In the above configuration file:

  • alpha and beta are hyper-parameter which control topics distribution from documents and words distribution from topics.
  • k_topics is the number of topics, iters is the number of Gibbs sampling iterations.
  • top_words is the number of most likely words for each topic.
  • If debug mode is enabled, more information such as Log Likelihood are displayed, but the time and memory of computing are increased significantly.

Data Format

Input Format

Each line is a document, words are spilted by \t or space.

For example, either 2 19 4 24 9 3 2 2 9 2 2 1 24 24 2 1 1 9 3 24 0 3 2 4 0 0 or this is a document words are splited by spaces is valid.

Output Format

Each line is a topic, which contains top_words most likely words of each topic.
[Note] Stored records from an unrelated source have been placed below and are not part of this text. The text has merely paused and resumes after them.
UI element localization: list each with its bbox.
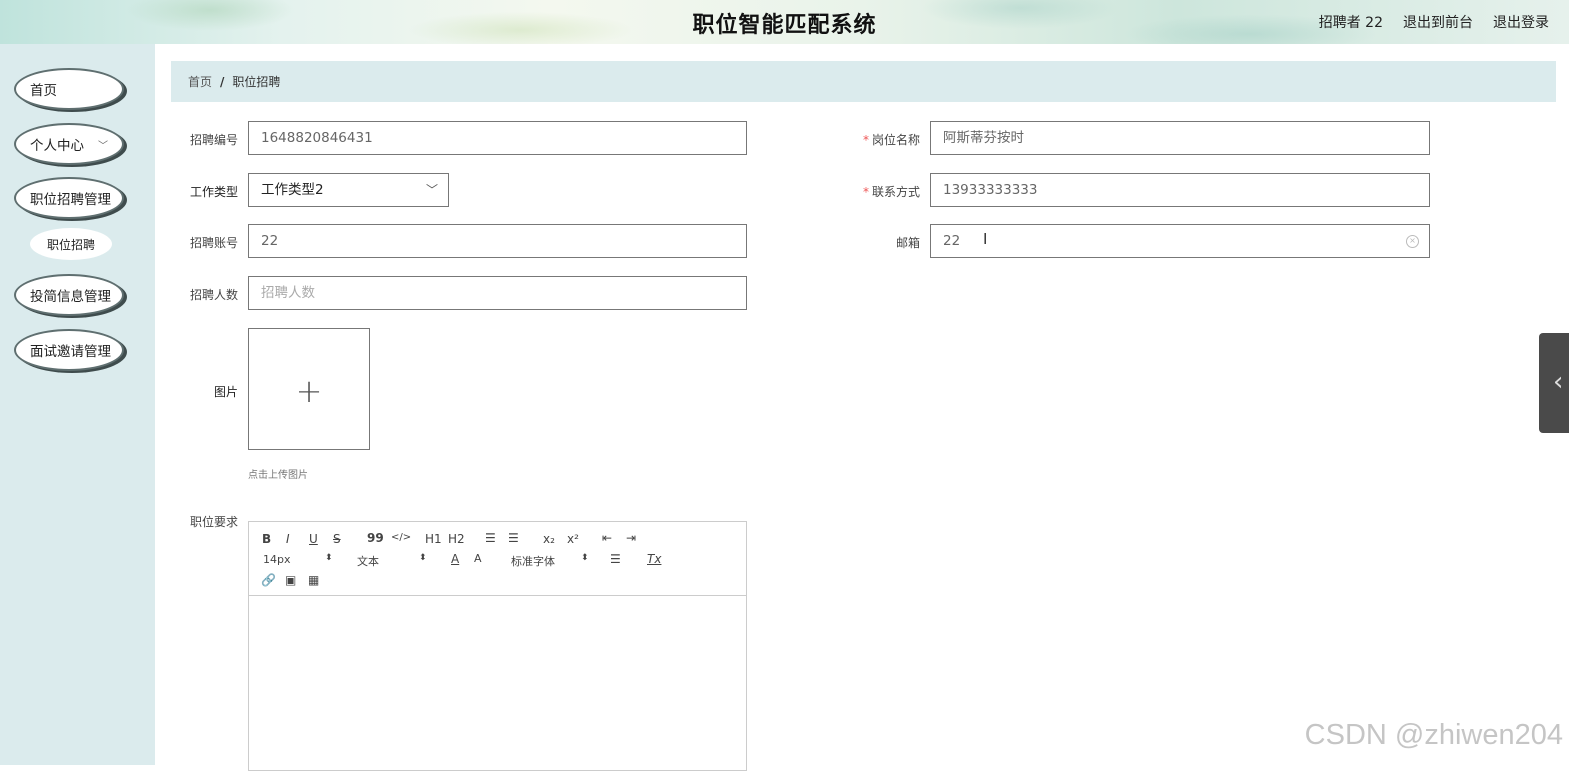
subscript-button[interactable]: x₂	[543, 532, 555, 546]
sidebar-item-label: 投简信息管理	[30, 289, 111, 305]
font-size-select[interactable]: 14px ⬍	[263, 553, 333, 566]
text-cursor-icon: I	[983, 230, 988, 248]
code-block-button[interactable]: </>	[391, 532, 411, 543]
sidebar-item-personal-center[interactable]: 个人中心 ﹀	[14, 123, 124, 165]
ordered-list-icon[interactable]: ☰	[485, 531, 496, 545]
bullet-list-icon[interactable]: ☰	[508, 531, 519, 545]
image-label: 图片	[213, 385, 238, 399]
back-to-front-link[interactable]: 退出到前台	[1403, 12, 1473, 32]
sidebar-item-label: 面试邀请管理	[30, 344, 111, 360]
watermark: CSDN @zhiwen204	[1304, 719, 1563, 751]
sidebar-item-interview-management[interactable]: 面试邀请管理	[14, 329, 124, 371]
superscript-button[interactable]: x²	[567, 532, 579, 546]
side-drawer-toggle[interactable]: ‹	[1539, 333, 1569, 433]
bold-button[interactable]: B	[262, 532, 271, 546]
strike-button[interactable]: S	[333, 532, 341, 546]
chevron-down-icon: ﹀	[98, 141, 108, 152]
video-icon[interactable]: ▦	[308, 573, 319, 587]
required-mark: *	[862, 185, 869, 199]
chevron-left-icon: ‹	[1553, 367, 1564, 397]
sidebar-item-job-management[interactable]: 职位招聘管理	[14, 177, 124, 219]
sidebar-item-resume-management[interactable]: 投简信息管理	[14, 274, 124, 316]
header-select[interactable]: 文本 ⬍	[357, 553, 427, 569]
editor-content[interactable]	[249, 596, 746, 771]
job-name-label-text: 岗位名称	[871, 133, 920, 147]
background-color-button[interactable]: A	[474, 552, 482, 565]
account-label: 招聘账号	[189, 236, 238, 250]
contact-label-text: 联系方式	[871, 185, 920, 199]
font-size-value: 14px	[263, 553, 291, 566]
clean-format-button[interactable]: Tx	[647, 552, 661, 566]
font-family-value: 标准字体	[511, 555, 555, 568]
header-actions: 招聘者 22 退出到前台 退出登录	[1319, 12, 1549, 32]
align-icon[interactable]: ☰	[610, 552, 621, 566]
italic-button[interactable]: I	[286, 532, 290, 546]
sidebar-item-label: 职位招聘管理	[30, 192, 111, 208]
h1-button[interactable]: H1	[425, 532, 442, 546]
job-name-input[interactable]: 阿斯蒂芬按时	[930, 121, 1430, 155]
headcount-input[interactable]: 招聘人数	[248, 276, 747, 310]
breadcrumb-separator: /	[220, 74, 225, 89]
sidebar-item-label: 首页	[30, 83, 57, 99]
contact-label: * 联系方式	[850, 183, 920, 200]
work-type-select[interactable]: 工作类型2 ﹀	[248, 173, 449, 207]
breadcrumb: 首页 / 职位招聘	[171, 61, 1556, 102]
account-input[interactable]: 22	[248, 224, 747, 258]
h2-button[interactable]: H2	[448, 532, 465, 546]
select-arrow-icon: ⬍	[325, 553, 333, 563]
required-mark: *	[862, 133, 869, 147]
font-family-select[interactable]: 标准字体 ⬍	[511, 553, 589, 569]
recruit-no-input[interactable]: 1648820846431	[248, 121, 747, 155]
outdent-icon[interactable]: ⇤	[602, 531, 612, 545]
sidebar-item-home[interactable]: 首页	[14, 68, 124, 110]
rich-text-editor: B I U S 99 </> H1 H2 ☰ ☰ x₂ x² ⇤ ⇥ 14px …	[248, 521, 747, 771]
recruit-no-label: 招聘编号	[189, 133, 238, 147]
breadcrumb-home[interactable]: 首页	[188, 73, 212, 90]
upload-tip: 点击上传图片	[248, 470, 308, 481]
blockquote-button[interactable]: 99	[367, 531, 384, 545]
work-type-label: 工作类型	[189, 185, 238, 199]
current-user: 招聘者 22	[1318, 15, 1383, 31]
sidebar-subitem-job-recruit[interactable]: 职位招聘	[30, 228, 112, 260]
requirement-label: 职位要求	[189, 515, 238, 529]
contact-input[interactable]: 13933333333	[930, 173, 1430, 207]
chevron-down-icon: ﹀	[425, 183, 438, 197]
sidebar-item-label: 职位招聘	[46, 237, 95, 252]
sidebar: 首页 个人中心 ﹀ 职位招聘管理 职位招聘 投简信息管理 面试邀请管理	[0, 44, 155, 765]
font-color-button[interactable]: A	[451, 552, 459, 566]
select-arrow-icon: ⬍	[419, 553, 427, 563]
logout-link[interactable]: 退出登录	[1493, 12, 1549, 32]
plus-icon: +	[295, 372, 323, 410]
breadcrumb-current: 职位招聘	[232, 75, 281, 89]
job-name-label: * 岗位名称	[850, 131, 920, 148]
image-icon[interactable]: ▣	[285, 573, 296, 587]
indent-icon[interactable]: ⇥	[626, 531, 636, 545]
underline-button[interactable]: U	[309, 532, 318, 546]
editor-toolbar: B I U S 99 </> H1 H2 ☰ ☰ x₂ x² ⇤ ⇥ 14px …	[249, 522, 746, 596]
email-value: 22	[943, 233, 961, 249]
email-input[interactable]: 22 I ×	[930, 224, 1430, 258]
link-icon[interactable]: 🔗	[261, 573, 276, 587]
header-value: 文本	[357, 555, 379, 568]
clear-icon[interactable]: ×	[1406, 235, 1419, 248]
email-label: 邮箱	[895, 236, 920, 250]
headcount-label: 招聘人数	[189, 288, 238, 302]
work-type-value: 工作类型2	[261, 182, 324, 198]
header: 职位智能匹配系统 招聘者 22 退出到前台 退出登录	[0, 0, 1569, 44]
select-arrow-icon: ⬍	[581, 553, 589, 563]
image-upload-button[interactable]: +	[248, 328, 370, 450]
sidebar-item-label: 个人中心	[30, 138, 84, 154]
Words are sorted decently by probability.

For example, 0topic 2:0.202521|17:0.202118|22:0.199597|7:0.196369|12:0.195563

Notes

  1. The documents and words here are abstract and should not only be understood as normal text documents. Also, keep in mind that we should first preprocess the data (removing stop words and rare words, stemming, etc.) before estimating with gLDA.
  2. Data generated from tool/datagen.py are toy data. words are sampled from 10 topics and vocabulary is 5 * 5 = 25, which describes the words distribution matrix from topics. So the output will be rows or columns in distribution matrix. See references for detail.

Reference

  1. David M. Blei, Andrew Y. Ng, Michael I. Jordan. Latent dirichlet allocation. the Journal of machine Learning research, 2003.
  2. Thomas L. Griffiths, and Mark Steyvers. Finding scientific topics. In PNAS 2004.
  3. David Newman, Arthur Asuncion, Padhraic Smyth, Max Welling. Distributed Inference for Latent Dirichlet Allocation. Advances in neural information processing systems, 2007.